Por mais intenso e presente que possa ser o poder público e suas ações de vigilância, se cada um de nós não cuidar, a epidemia voltará e, sempre, com proporções imprevisíveis. A participação dos meios de comunicação, redes sociais, sociedade organizada e toda a comunidade será fundamental para alcançarmos os objetivos de controlar, já que não é possível erradicar o mosquito. Vamos nos recordar do que aconteceu em 2020 quando chegou a pandemia do SarsCov2 e a Covid-19.

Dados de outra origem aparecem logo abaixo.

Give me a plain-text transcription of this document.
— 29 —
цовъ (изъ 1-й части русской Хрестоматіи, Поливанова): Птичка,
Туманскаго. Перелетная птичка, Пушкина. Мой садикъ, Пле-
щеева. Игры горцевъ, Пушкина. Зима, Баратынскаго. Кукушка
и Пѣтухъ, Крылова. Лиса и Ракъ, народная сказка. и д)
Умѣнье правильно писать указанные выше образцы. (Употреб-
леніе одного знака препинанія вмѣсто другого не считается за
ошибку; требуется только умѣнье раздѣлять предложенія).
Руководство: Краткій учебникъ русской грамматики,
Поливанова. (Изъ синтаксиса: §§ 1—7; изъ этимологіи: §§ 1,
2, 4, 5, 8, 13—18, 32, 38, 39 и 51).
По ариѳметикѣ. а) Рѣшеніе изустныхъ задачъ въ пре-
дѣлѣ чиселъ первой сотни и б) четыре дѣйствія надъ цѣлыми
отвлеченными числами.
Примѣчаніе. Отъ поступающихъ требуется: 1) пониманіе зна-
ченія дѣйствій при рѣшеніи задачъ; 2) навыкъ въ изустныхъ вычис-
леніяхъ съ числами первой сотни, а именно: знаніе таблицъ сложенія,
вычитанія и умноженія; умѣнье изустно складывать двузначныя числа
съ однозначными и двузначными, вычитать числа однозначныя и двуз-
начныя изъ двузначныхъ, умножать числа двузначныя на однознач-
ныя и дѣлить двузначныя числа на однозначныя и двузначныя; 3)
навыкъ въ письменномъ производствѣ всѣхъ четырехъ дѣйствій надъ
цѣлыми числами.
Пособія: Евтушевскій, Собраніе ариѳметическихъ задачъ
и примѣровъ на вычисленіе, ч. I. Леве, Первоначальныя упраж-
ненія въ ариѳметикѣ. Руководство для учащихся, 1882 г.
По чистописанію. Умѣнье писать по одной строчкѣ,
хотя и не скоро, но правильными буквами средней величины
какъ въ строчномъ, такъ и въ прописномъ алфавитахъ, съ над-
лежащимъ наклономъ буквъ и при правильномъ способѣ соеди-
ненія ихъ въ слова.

Nós esperávamos um ano muito difícil com projeções de milhares de casos de dengue tipo II. Havia um plano de contingência em Campinas para este cenário. As previsões eram alarmantes. Com a necessidade do isolamento compulsório e o distanciamento social devido a pandemia e com boa parte de nossa população em casa, o controle entomológico foi feito sem que as pessoas se dessem conta.
Ficando em casa, as pessoas cuidaram dos potenciais criadouros e a epidemia prevista simplesmente, não houve. Neste ano, o número de casos foi pequeno com, infelizmente, uma morte. Em 2021, com a pandemia ainda mais grave que em 2020, também o número foi pequeno e, agora, sem qualquer morte em Campinas. Em 2022, o número de casos cresceu, pois, as medidas de distanciamento foram relaxadas e as pessoas, novamente, se descuidaram dos cuidados domésticos.
Sempre é bom lembrar que as estimativas de transmissão de caos são de 80% nos próprios domicílios. Não devemos nos esquecer dos dois desafios constantes no enfrentamento das arboviroses tanto para o poder público como para a comunidade: 1- absoluta continuidade das ações de remoção de potenciais criadouros durante todo o ano, inclusive no inverno e; 2- comunicação constante e eficiente.
Enfim, é de nossa absoluta responsabilidade contribuir para evitarmos novas epidemias de arboviroses. A prevenção sempre foi e será a melhor forma de enfrentar um problema. Eu digo sempre, que a melhor forma de evitar um problema é não o criar. Depois que a epidemia se instala, só nos resta cuidar das pessoas e não deixar que tenham agravos, inclusive com risco de morte. Assim, mãos à obra, vamos cuidar de nossos espaços e não dar espaço ao mosquito.
Carmino Antônio De Souza é professor titular da Unicamp. Foi secretário de saúde do estado de São Paulo na década de 1990 (1993-1994), da cidade de Campinas entre 2013 e 2020 e Secretário-executivo da secretaria extraordinária de ciência, pesquisa e desenvolvimento em saúde do governo do estado de São Paulo em 2022.